Looking more into the future, implementations of passkeys on different operating systems and mobile platforms will hopefully converge, and a standard will emerge. In parallel, Keycloak (the software behind CERN SSO) is increasing its support of passkeys. Consequently, it is likely that in the future, CERN SSO will support passkeys more natively, rather than via WebAuthn, as is the case today.
Mobile support
Choice of 2nd factors
The recommended 2nd factor to be used on mobile devices is TOTP via an authenticator application (it's pretty straightforward to switch between the web browser and the authenticator application in order to copy the TOTP code). USB Type-C Yubikeys are available from the IT Secretariat and should be usable on smartphones. We are looking into the possibility of providing Yubikey USB Type-C token with NFC support to make it even easier to use Yubikeys on mobile devices.
How can I speed up logins on mobile devices?
On your smartphone, most authenticator apps allow with a simple double-tap on your OTP code to easily copy/pasting it into the CERN SSO input field.
2FA for SSH
Will you provide general purpose integrations for using 2FA on the command-line?
Many command line tools can't differentiate between 1FA and 2FA logins.
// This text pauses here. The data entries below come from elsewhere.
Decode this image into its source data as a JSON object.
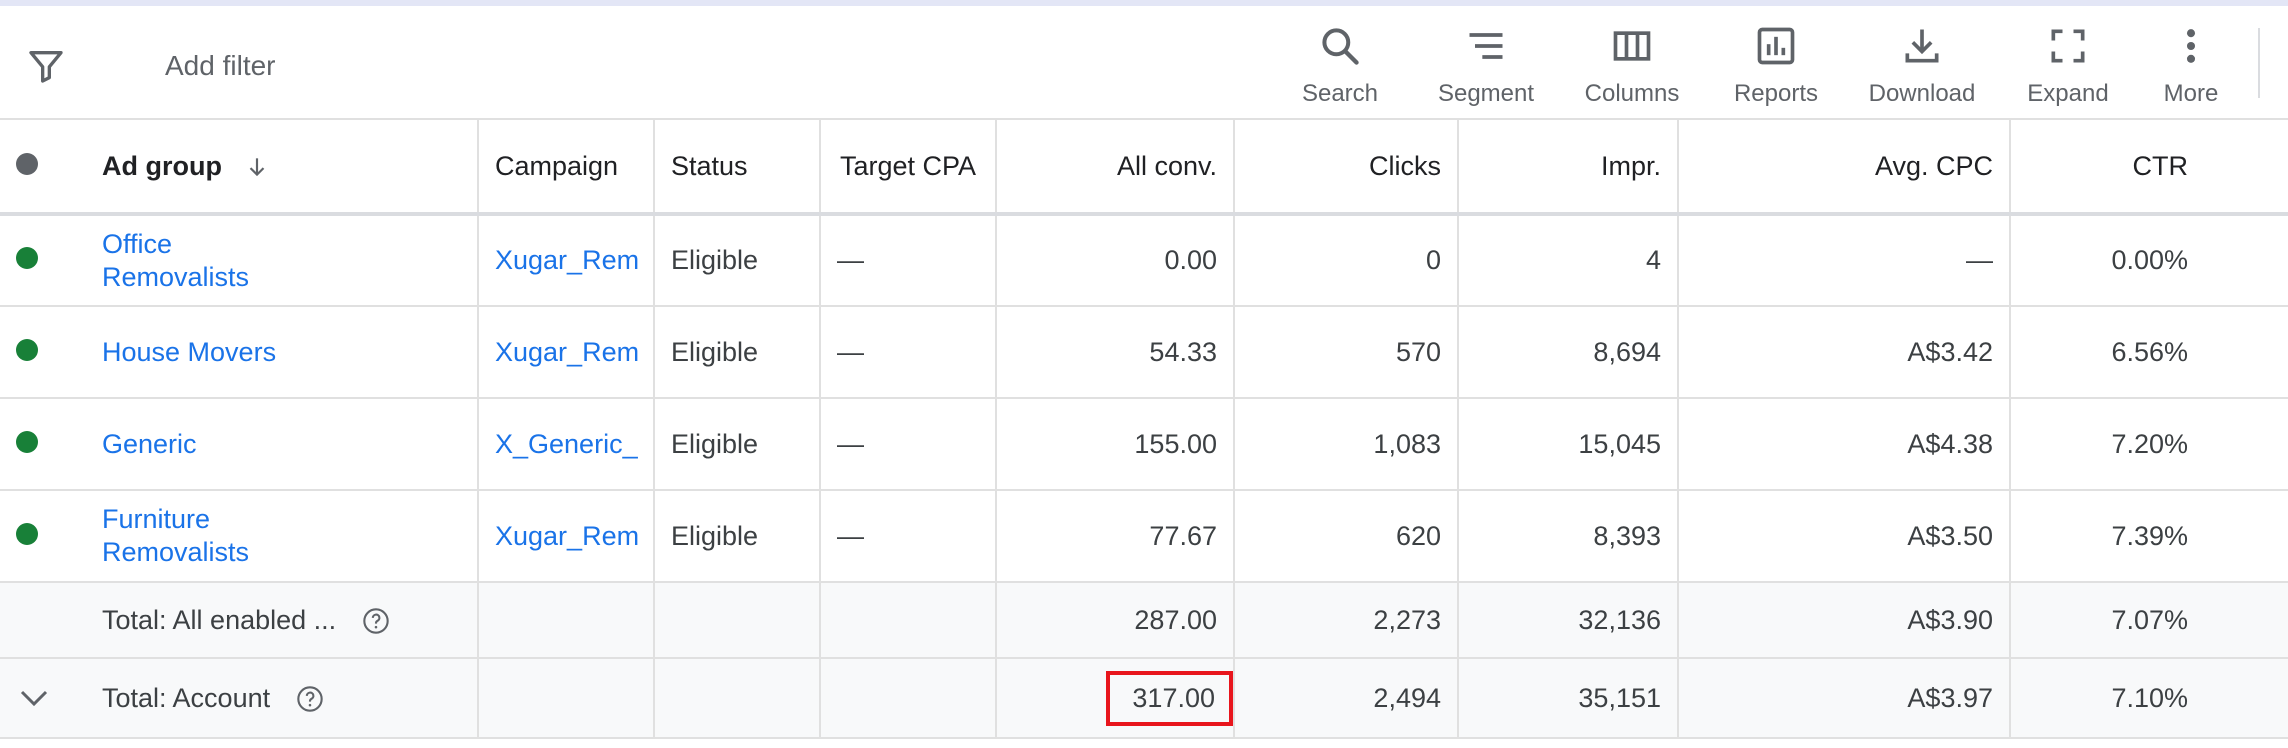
{
  "toolbar": {
    "add_filter": "Add filter",
    "tools": [
      {
        "label": "Search",
        "icon": "search-icon"
      },
      {
        "label": "Segment",
        "icon": "segment-icon"
      },
      {
        "label": "Columns",
        "icon": "columns-icon"
      },
      {
        "label": "Reports",
        "icon": "reports-icon"
      },
      {
        "label": "Download",
        "icon": "download-icon"
      },
      {
        "label": "Expand",
        "icon": "expand-icon"
      },
      {
        "label": "More",
        "icon": "more-vert-icon"
      }
    ]
  },
  "colors": {
    "link": "#1a73e8",
    "status_green": "#188038",
    "highlight": "#e8151c",
    "total_bg": "#f8f9fa"
  },
  "table": {
    "headers": {
      "ad_group": "Ad group",
      "campaign": "Campaign",
      "status": "Status",
      "target_cpa": "Target CPA",
      "all_conv": "All conv.",
      "clicks": "Clicks",
      "impr": "Impr.",
      "avg_cpc": "Avg. CPC",
      "ctr": "CTR"
    },
    "rows": [
      {
        "ad_group": "Office Removalists",
        "campaign": "Xugar_Rem",
        "status": "Eligible",
        "target_cpa": "—",
        "all_conv": "0.00",
        "clicks": "0",
        "impr": "4",
        "avg_cpc": "—",
        "ctr": "0.00%"
      },
      {
        "ad_group": "House Movers",
        "campaign": "Xugar_Rem",
        "status": "Eligible",
        "target_cpa": "—",
        "all_conv": "54.33",
        "clicks": "570",
        "impr": "8,694",
        "avg_cpc": "A$3.42",
        "ctr": "6.56%"
      },
      {
        "ad_group": "Generic",
        "campaign": "X_Generic_",
        "status": "Eligible",
        "target_cpa": "—",
        "all_conv": "155.00",
        "clicks": "1,083",
        "impr": "15,045",
        "avg_cpc": "A$4.38",
        "ctr": "7.20%"
      },
      {
        "ad_group": "Furniture Removalists",
        "campaign": "Xugar_Rem",
        "status": "Eligible",
        "target_cpa": "—",
        "all_conv": "77.67",
        "clicks": "620",
        "impr": "8,393",
        "avg_cpc": "A$3.50",
        "ctr": "7.39%"
      }
    ],
    "totals": [
      {
        "label": "Total: All enabled ...",
        "all_conv": "287.00",
        "clicks": "2,273",
        "impr": "32,136",
        "avg_cpc": "A$3.90",
        "ctr": "7.07%"
      },
      {
        "label": "Total: Account",
        "all_conv": "317.00",
        "clicks": "2,494",
        "impr": "35,151",
        "avg_cpc": "A$3.97",
        "ctr": "7.10%"
      }
    ]
  }
}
For example, many tools rely on Kerberos for authentication, but there is no standard for obtaining a Kerberos ticket using 2FA, nor there is any standard for encoding the fact that the Kerberos ticket has been issued using 2FA. As such, the decision was taken to restrict the usage of most command line AI tools from aiadm only and to require 2FA logins to aiadm nodes.
Will 2FA logins be required for LXPLUS?
There are no plans for that in the immediate term. Administrators of computing services are advised to use AIADM (2FA protected) instead of LXPLUS. For tunneling into CERN LXTUNNEL should be preferred.